VentiQuattro is Italian for ‘24’ which means we draw on 3 voices for every part (SSAATTBB). We can tackle 4 octaves, 2,3,4 or more divisions of the choir and pieces from 1523 to 2023. We’re aiming to bring the best of the classical a cappella repertoire to a wider audience. Sure there are some Tudor pieces, but those were brutal and lively times, so we’ll be singing O Clap Your Hands with an Elizabethan swagger – much more Pirate than Pontiff. People will know Holst’s Planets well, but he composed one of the most uplifting choral crescendos ever written in his Nunc, that’s there too.

We love to compare how renaissance, classical and contemporary composers treat the same theme differently, so our first concert will take Byrd’s Miserere Mihi and sit it alongside the epic Allegri/Mozart treatment (complete with high Cs) and then see how MacMillan breathes new life into it for a modern audience. There’s real timelessness in the story of David and Bathsheba that’s probably a tad cheeky to explore on a royal weekend, but so be it.

There’s something for everybody. Sarah Quartel is one of the best composers for female voices currently, and we see how our own Gabriel Jackson treats light and life alongside Whitacre and Gjeilo. These are all ‘accessible’ pieces – audiences love them. They feed the soul.


The group of singers we have for 24 is quite superb. They’re all experienced with auditioned choirs from London, Oxford and beyond, with a real commitment to showing the fun in this repertoire. We’ll be performing in Adderbury, Banbury and Warwick in due course, but we’re kicking off with the Grace & Light concert in Adderbury on May 6th. That’s a fantastic acoustic, we’ll be mixing fun and reflection with singing in the round, in mixed voices, and as split choirs. We also include interval refreshments in the £20 ticket price to keep it simple and ensure everyone can have a great evening out.

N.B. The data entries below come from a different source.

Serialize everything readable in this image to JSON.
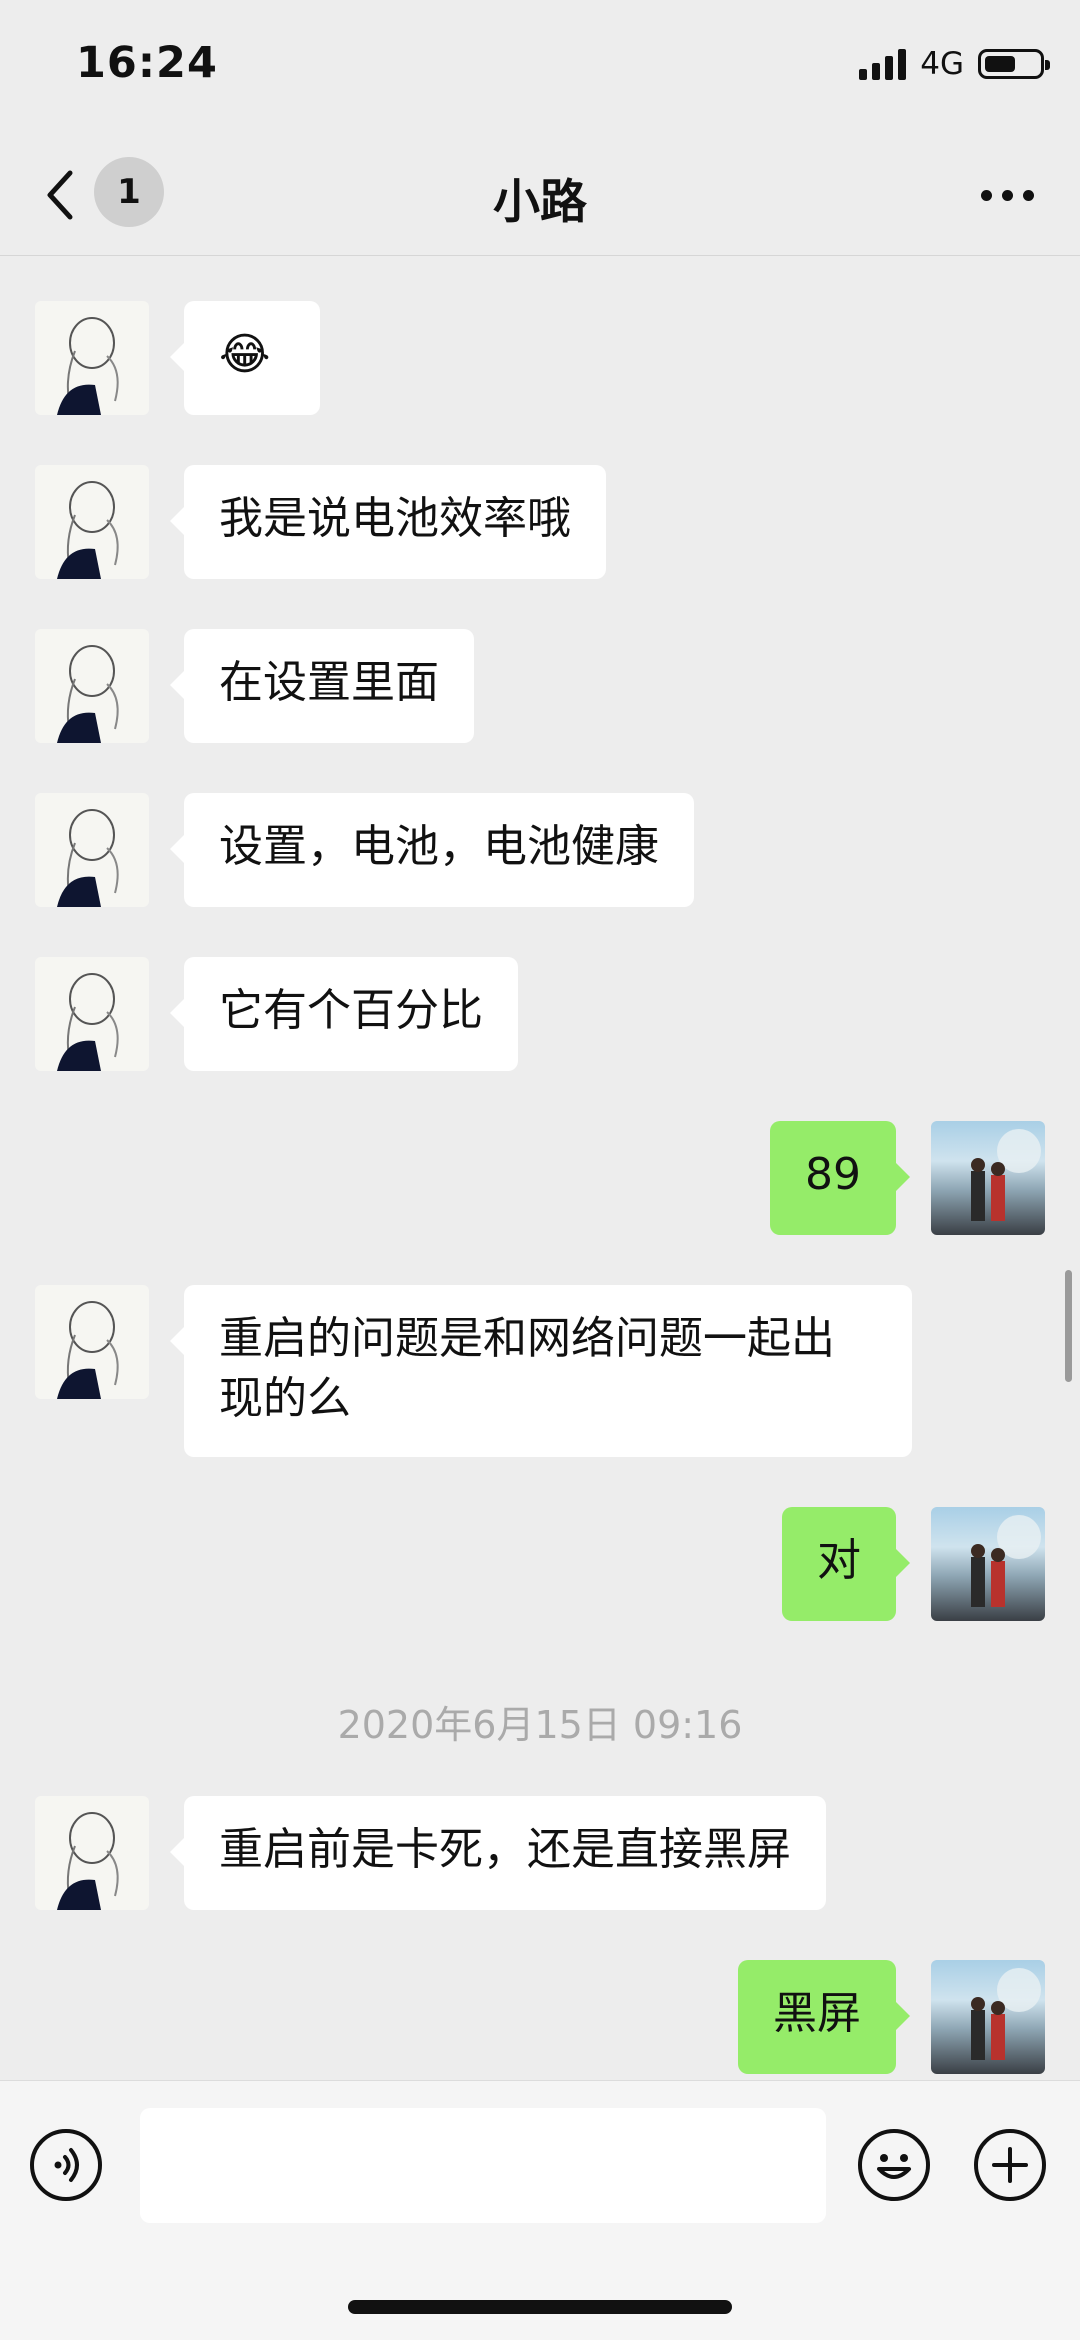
{
  "status": {
    "time": "16:24",
    "network": "4G",
    "battery_level": 0.62
  },
  "nav": {
    "badge": "1",
    "title": "小路"
  },
  "messages": [
    {
      "side": "in",
      "text": "😂"
    },
    {
      "side": "in",
      "text": "我是说电池效率哦"
    },
    {
      "side": "in",
      "text": "在设置里面"
    },
    {
      "side": "in",
      "text": "设置，电池，电池健康"
    },
    {
      "side": "in",
      "text": "它有个百分比"
    },
    {
      "side": "out",
      "text": "89"
    },
    {
      "side": "in",
      "text": "重启的问题是和网络问题一起出现的么"
    },
    {
      "side": "out",
      "text": "对"
    },
    {
      "side": "in",
      "text": "重启前是卡死，还是直接黑屏"
    },
    {
      "side": "out",
      "text": "黑屏"
    }
  ],
  "timestamp": "2020年6月15日 09:16",
  "icons": {
    "back": "chevron-left-icon",
    "more": "more-horizontal-icon",
    "voice": "voice-input-icon",
    "emoji": "emoji-icon",
    "plus": "plus-icon"
  },
  "colors": {
    "outgoing_bubble": "#95ec69",
    "incoming_bubble": "#ffffff",
    "background": "#ededed"
  }
}
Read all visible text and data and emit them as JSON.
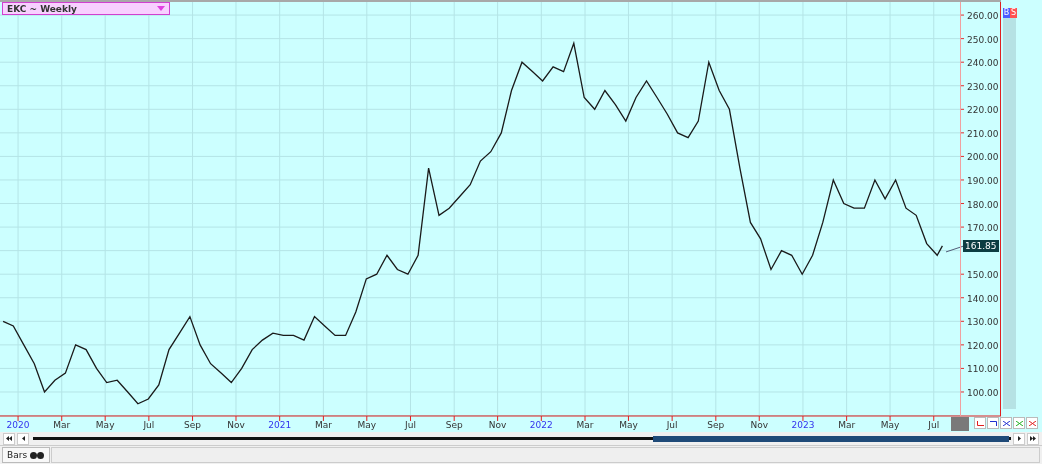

I Is there a special highlight for you?

Ooh so many. MacMillan’s stirring treatment of the raunchier parts of the Bathsheba story has been a revelation to me, and the first time the High C emerges from the choir in Allegri is quite superb; see Clare College’s version on Youtube here at around 1.50. You might spot me there, as I sang that in Clare as a student, and it just gets better. But there’s something for everyone here: Gibbon’s Tudor romp is great fun, Whitacre and Quartel’s Lux are sublime, and the chaps do a wonderful job with Vaughan Williams’ Turtle Dove too. Don’t miss it live - it’s better when you can feel the breath on your shoulder.